Journaliste en Syrie : « c’est la roulette russe »

Deux journalistes sont morts, mercredi 22 février, en Syrie, lors du pilonnage du quartier de Baba Amr, dans la ville rebelle de Homs. Parmi eux, un Français, Rémi Ochlik, a trouvé la mort dans le centre de presse, visé par des tirs de roquettes depuis le début de la matinée. Il est le septième journaliste à avoir trouvé la mort en Syrie depuis le début du conflit.

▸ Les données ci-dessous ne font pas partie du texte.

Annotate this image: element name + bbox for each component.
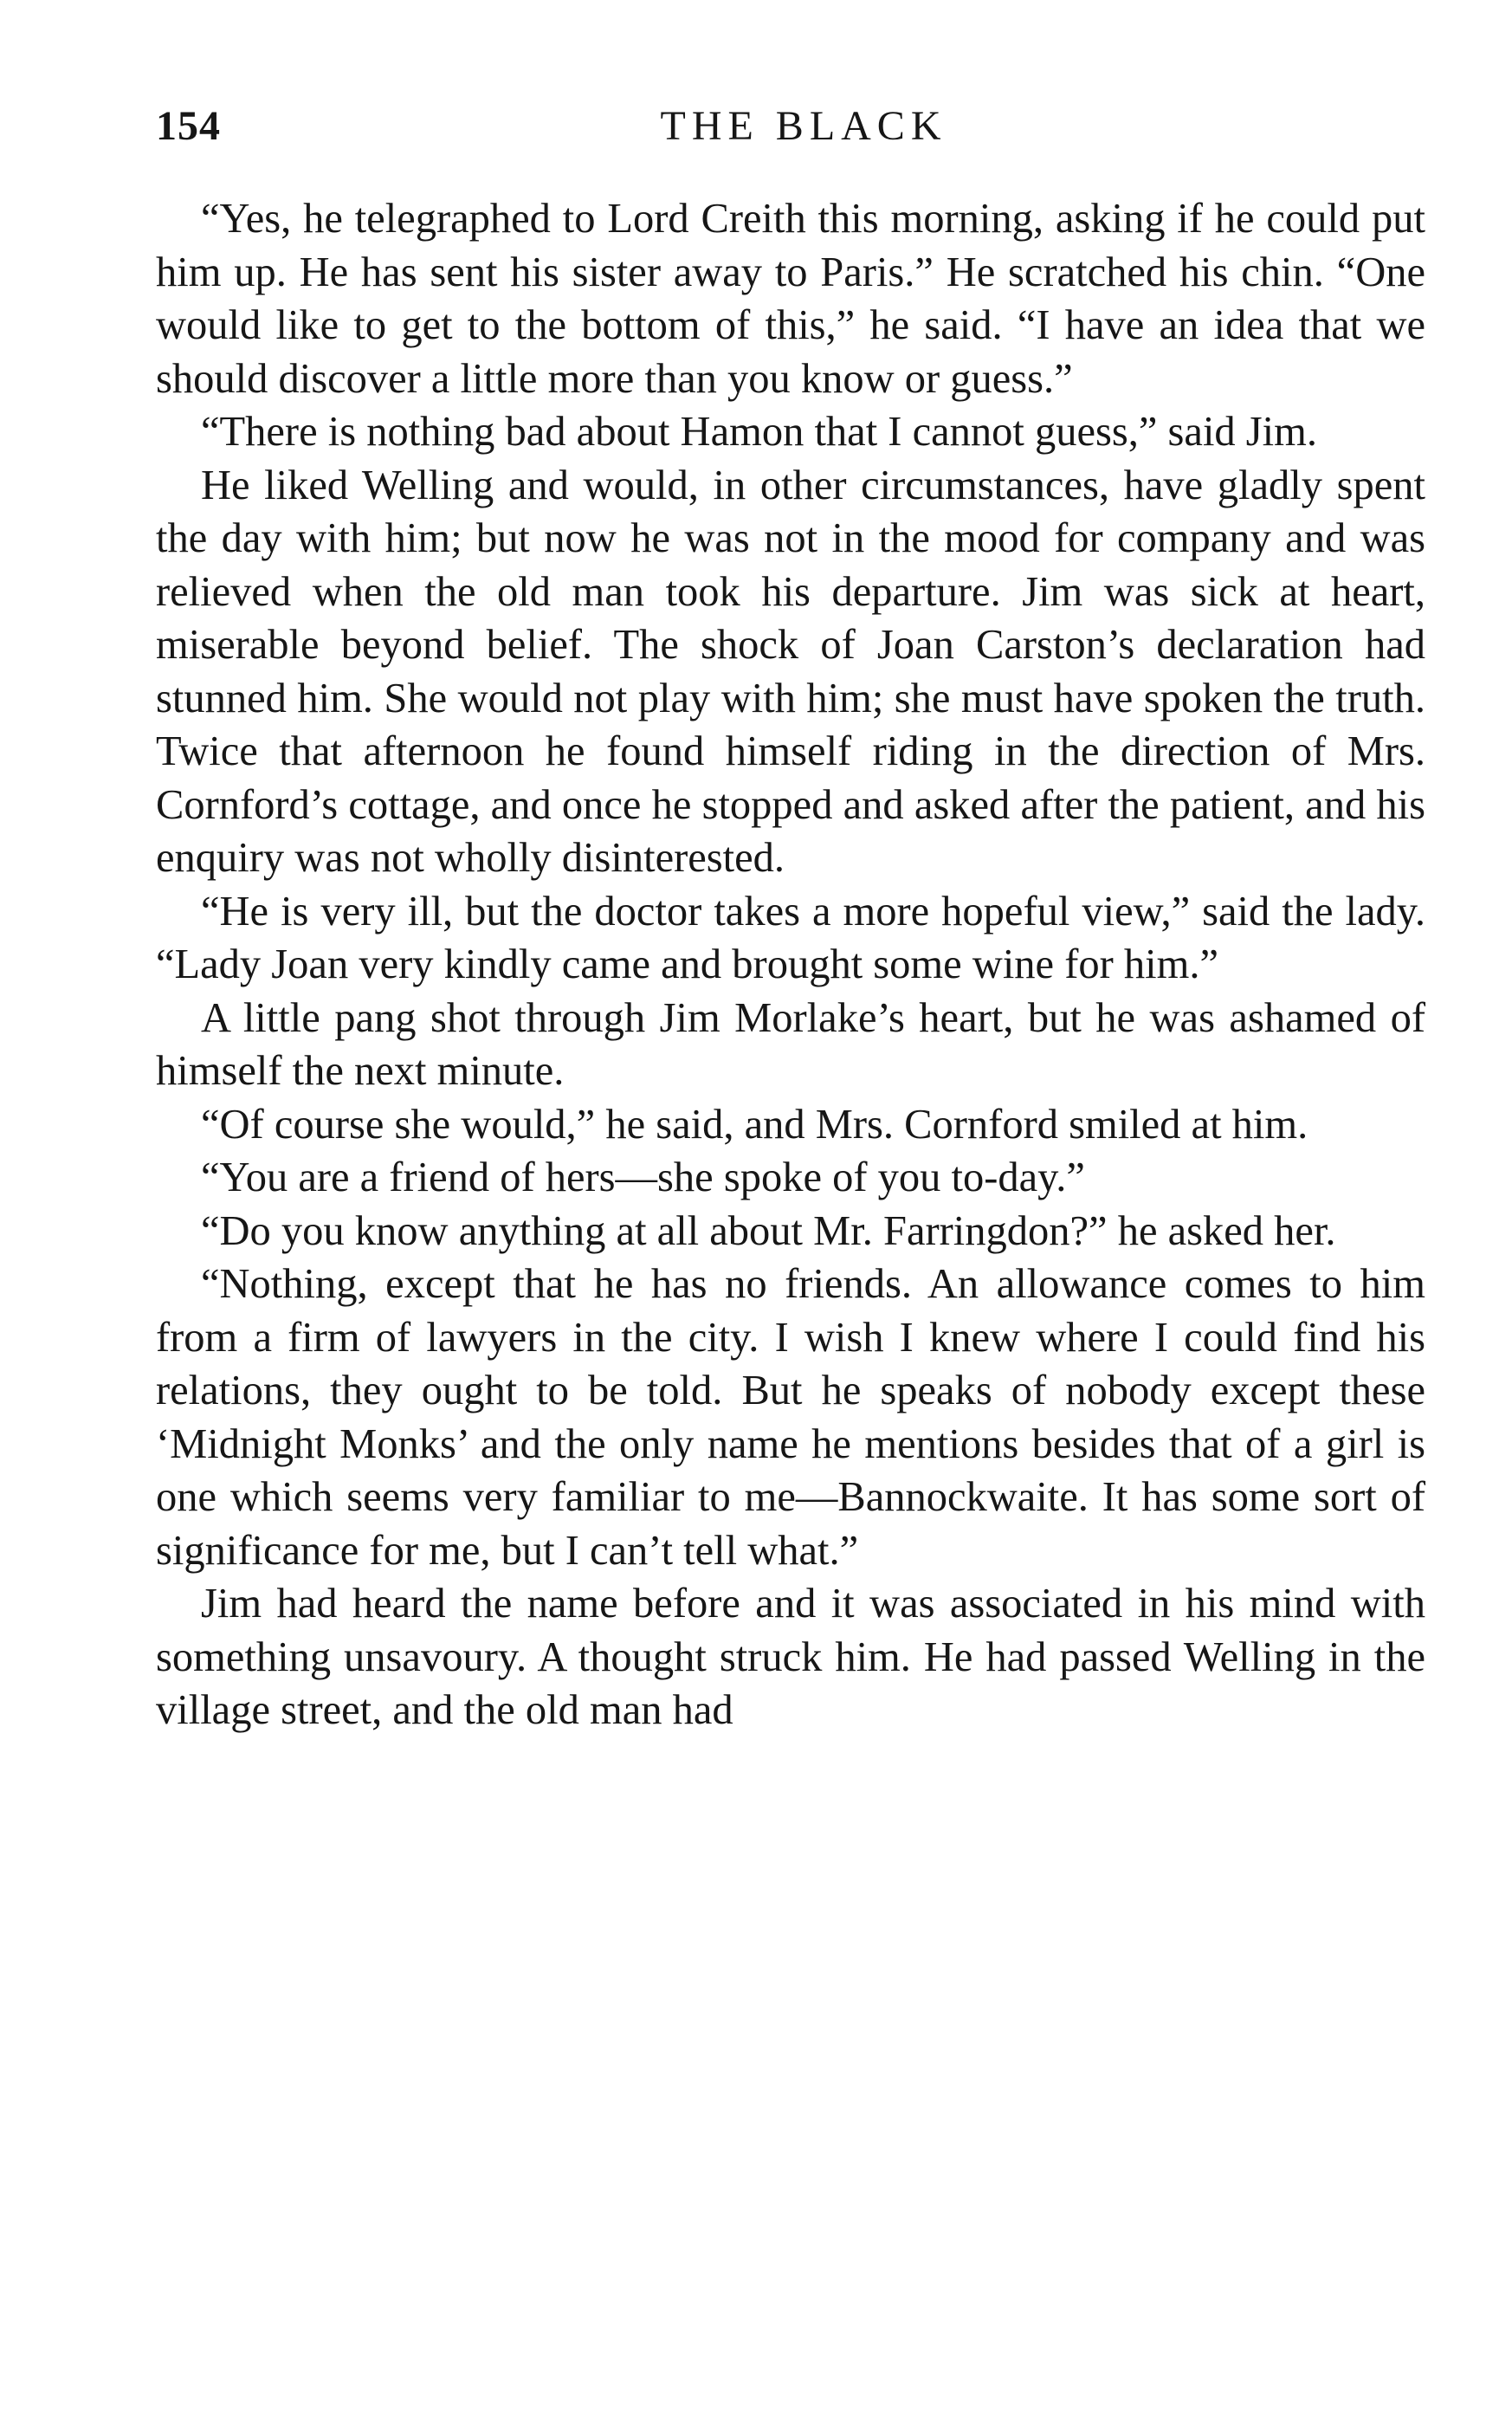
paragraph: “He is very ill, but the doctor takes a more hopeful view,” said the lady. “Lady Joan very kindly came and brought some wine for him.” xyxy=(156,888,1425,987)
paragraph: “Yes, he telegraphed to Lord Creith this morning, asking if he could put him up. He has sent his sister away to Paris.” He scratched his chin. “One would like to get to the bottom of this,” he said. “I have an idea that we should discover a little more than you know or guess.” xyxy=(156,196,1425,402)
paragraph: “There is nothing bad about Hamon that I cannot guess,” said Jim. xyxy=(201,409,1317,455)
running-head xyxy=(156,102,1425,171)
paragraph: “Nothing, except that he has no friends. An allowance comes to him from a firm of lawyers in the city. I wish I knew where I could find his relations, they ought to be told. But he speaks of nobody except these ‘Midnight Monks’ and the only name he mentions besides that of a girl is one which seems very familiar to me—Bannockwaite. It has some sort of significance for me, but I can’t tell what.” xyxy=(156,1261,1425,1574)
paragraph: Jim had heard the name before and it was associated in his mind with something unsavoury. A thought struck him. He had passed Welling in the village street, and the old man had xyxy=(156,1581,1425,1733)
paragraph: “Do you know anything at all about Mr. Farringdon?” he asked her. xyxy=(201,1207,1336,1254)
running-title: THE BLACK xyxy=(660,103,947,149)
paragraph: He liked Welling and would, in other circumstances, have gladly spent the day with him; but now he was not in the mood for company and was relieved when the old man took his departure. Jim was sick at heart, miserable beyond belief. The shock of Joan Carston’s declaration had stunned him. She would not play with him; she must have spoken the truth. Twice that afternoon he found himself riding in the direction of Mrs. Cornford’s cottage, and once he stopped and asked after the patient, and his enquiry was not wholly disinterested. xyxy=(156,462,1425,881)
paragraph: “Of course she would,” he said, and Mrs. Cornford smiled at him. xyxy=(201,1101,1308,1148)
page-number: 154 xyxy=(156,103,221,149)
body-text xyxy=(156,192,1425,1737)
paragraph: “You are a friend of hers—she spoke of you to-day.” xyxy=(201,1155,1085,1200)
paragraph: A little pang shot through Jim Morlake’s heart, but he was ashamed of himself the next minute. xyxy=(156,994,1425,1094)
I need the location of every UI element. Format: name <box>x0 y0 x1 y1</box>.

Patrick Chauvel, photojournaliste et correspondant de guerre depuis quarante ans, a couvert les événements des révolutions arabes. Il était présent en Libye, en mars 2011, en même temps que Rémi Ochlik. Il évoque les risques du photojournalisme et la gradation de la violence des conflits arabes depuis janvier 2011.

Pourquoi tant de jeunes photographes sont-ils présents depuis le début pour couvrir les événements des révolutions arabes ?
Tout a commencé avec la Tunisie, le voyage ne coûtait pas trop cher, et donc de nombreux jeunes ont pu partir avec leurs propres économies. Pas besoin de carte de presse, ni d’être connu, n’importe quel jeune photojournaliste pouvait décider de se lancer dans l’aventure. En Libye, à la différence de l’Afghanistan ou de l’Irak, pas besoin demontrer patte blanche, car les rebelles libyens étaient totalement désorganisés. C’était une véritable occasion pour ces jeunes professionnels de se révéler, comme lors du conflit en Yougoslavie, où de nouveaux talents se sont distingués.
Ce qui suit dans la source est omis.